On December 18, 2018, the Department for Environment, Food & Rural Affairs and the Environment Agency of the United Kingdom (UK) published a policy paper titled “Our Waste, Our Resources:  A Strategy for England.” The paper outlines the strategy to be implemented for the preservation of material resources through minimizing waste, promoting resource efficiency, and moving towards a circular economy. The strategic framework to be put forth is guided by two objectives: (1) to maximize the value of resource use; and (2) to minimize waste and its impact on the environment. It aims to deliver five strategic ambitions to work towards:

  • Assuring that all plastic packaging on the market be reusable, recycled, or compostable by 2025;
  • Eliminating food waste to landfill by 2030;
  • Eliminating avoidable plastic waste over the lifetime of the 25 Year Environment Plan;
  • Doubling resource productivity by 2050; and
  • Eliminating avoidable waste of all kinds by 2050.

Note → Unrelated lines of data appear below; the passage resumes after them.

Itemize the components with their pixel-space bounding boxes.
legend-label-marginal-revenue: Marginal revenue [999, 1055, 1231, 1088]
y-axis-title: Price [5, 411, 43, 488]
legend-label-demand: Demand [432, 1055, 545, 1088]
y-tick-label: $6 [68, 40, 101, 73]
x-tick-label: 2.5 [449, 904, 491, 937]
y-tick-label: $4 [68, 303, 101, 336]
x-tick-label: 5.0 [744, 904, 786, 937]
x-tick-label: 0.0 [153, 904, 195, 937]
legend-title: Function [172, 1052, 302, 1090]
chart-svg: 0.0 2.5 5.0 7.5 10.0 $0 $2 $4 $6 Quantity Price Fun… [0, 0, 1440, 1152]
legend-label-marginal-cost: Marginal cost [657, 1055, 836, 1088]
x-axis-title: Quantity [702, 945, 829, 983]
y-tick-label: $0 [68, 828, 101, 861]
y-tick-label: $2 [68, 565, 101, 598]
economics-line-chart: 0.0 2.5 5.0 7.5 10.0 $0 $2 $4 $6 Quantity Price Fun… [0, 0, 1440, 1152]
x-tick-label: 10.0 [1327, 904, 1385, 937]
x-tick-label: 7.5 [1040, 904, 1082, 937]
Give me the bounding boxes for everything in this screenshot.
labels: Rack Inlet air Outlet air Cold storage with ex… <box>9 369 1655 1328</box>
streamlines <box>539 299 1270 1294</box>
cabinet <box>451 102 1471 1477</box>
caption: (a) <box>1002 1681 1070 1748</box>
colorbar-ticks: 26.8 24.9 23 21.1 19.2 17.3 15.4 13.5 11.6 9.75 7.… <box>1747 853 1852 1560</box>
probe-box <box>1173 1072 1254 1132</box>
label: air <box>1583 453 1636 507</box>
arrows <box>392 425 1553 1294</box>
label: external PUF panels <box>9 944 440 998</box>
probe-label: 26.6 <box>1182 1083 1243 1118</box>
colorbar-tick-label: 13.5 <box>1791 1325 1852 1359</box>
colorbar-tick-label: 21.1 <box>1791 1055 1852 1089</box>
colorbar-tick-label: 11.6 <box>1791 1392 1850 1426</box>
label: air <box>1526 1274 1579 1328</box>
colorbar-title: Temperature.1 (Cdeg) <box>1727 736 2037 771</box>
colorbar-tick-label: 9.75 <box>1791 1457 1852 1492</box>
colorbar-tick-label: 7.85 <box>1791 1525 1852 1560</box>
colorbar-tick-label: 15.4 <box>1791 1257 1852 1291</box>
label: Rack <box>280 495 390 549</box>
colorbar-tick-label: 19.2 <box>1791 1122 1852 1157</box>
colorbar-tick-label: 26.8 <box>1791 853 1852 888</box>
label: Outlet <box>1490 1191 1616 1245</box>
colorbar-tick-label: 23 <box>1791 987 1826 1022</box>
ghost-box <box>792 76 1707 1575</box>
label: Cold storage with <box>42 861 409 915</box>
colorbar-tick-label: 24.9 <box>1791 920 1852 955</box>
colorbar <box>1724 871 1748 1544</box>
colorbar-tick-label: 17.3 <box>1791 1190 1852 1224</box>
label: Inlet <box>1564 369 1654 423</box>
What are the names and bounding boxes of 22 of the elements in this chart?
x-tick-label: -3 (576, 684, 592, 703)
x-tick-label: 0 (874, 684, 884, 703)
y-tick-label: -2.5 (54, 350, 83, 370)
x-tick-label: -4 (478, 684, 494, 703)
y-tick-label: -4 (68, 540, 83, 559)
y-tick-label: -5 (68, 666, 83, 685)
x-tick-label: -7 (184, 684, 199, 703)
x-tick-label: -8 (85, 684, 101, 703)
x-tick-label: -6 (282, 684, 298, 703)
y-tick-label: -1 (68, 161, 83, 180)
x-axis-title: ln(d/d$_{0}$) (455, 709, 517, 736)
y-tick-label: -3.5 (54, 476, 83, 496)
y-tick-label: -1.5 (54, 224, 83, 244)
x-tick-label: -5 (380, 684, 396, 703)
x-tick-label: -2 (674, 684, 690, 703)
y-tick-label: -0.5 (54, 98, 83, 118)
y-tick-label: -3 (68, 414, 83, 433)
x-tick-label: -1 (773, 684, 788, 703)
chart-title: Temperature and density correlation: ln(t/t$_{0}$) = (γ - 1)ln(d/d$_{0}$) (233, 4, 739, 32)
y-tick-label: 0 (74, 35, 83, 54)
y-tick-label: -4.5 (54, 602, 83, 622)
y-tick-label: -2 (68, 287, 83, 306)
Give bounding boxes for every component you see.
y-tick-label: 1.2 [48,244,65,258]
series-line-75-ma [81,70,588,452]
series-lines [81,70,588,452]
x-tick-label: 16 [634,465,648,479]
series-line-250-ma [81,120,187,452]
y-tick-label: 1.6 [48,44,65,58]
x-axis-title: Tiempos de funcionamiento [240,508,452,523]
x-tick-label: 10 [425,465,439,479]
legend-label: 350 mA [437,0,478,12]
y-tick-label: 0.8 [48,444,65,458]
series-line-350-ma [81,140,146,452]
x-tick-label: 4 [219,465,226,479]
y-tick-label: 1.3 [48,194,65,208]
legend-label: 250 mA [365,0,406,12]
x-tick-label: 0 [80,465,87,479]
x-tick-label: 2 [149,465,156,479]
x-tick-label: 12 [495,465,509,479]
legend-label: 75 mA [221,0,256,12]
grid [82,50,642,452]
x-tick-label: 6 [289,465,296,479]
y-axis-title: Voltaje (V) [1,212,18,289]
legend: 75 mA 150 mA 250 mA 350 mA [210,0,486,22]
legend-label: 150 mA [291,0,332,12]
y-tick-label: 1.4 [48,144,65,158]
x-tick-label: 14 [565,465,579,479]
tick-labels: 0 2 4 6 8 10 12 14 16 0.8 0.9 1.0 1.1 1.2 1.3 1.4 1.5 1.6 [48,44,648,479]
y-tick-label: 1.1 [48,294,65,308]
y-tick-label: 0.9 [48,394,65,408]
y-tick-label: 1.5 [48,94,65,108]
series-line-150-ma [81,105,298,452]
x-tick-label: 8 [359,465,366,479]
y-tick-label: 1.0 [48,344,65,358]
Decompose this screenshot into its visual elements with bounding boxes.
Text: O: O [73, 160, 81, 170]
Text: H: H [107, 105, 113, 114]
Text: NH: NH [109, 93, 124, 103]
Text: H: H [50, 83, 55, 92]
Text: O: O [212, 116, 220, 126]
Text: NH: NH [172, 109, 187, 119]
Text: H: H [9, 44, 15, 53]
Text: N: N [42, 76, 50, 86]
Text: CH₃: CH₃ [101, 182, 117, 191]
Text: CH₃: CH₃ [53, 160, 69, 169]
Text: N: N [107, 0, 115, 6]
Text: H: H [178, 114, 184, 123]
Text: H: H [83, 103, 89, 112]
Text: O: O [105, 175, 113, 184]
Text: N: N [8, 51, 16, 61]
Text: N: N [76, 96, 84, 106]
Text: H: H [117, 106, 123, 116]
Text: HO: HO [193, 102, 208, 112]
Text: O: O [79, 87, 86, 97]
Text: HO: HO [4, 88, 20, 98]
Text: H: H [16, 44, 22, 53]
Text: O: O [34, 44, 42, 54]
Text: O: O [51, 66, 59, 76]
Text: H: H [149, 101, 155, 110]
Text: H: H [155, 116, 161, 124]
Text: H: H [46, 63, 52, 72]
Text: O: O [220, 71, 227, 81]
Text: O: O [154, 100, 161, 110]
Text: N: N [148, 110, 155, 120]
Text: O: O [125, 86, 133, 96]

Meant to complement other government strategies related to environment and resource productivity, the framework focuses on innovation. The strategy, for example, includes the launching of a call for evidence on the development of standards for biobased and biodegradable plastics in early to mid-2019. Highlighting the potential use of biowaste in the production of biogas, the paper defines what is called a “lifecycle” approach that complements the model of a circular economy. To grow the UK’s bioeconomy, this “lifecycle” approach is designed to reduce waste through reusing biodegradable and biobased products to extend the lifetime of resources. It would include the production of a waste hierarchy and food surplus for animal feed or biomaterial processing, increasing resource efficiency and waste reduction.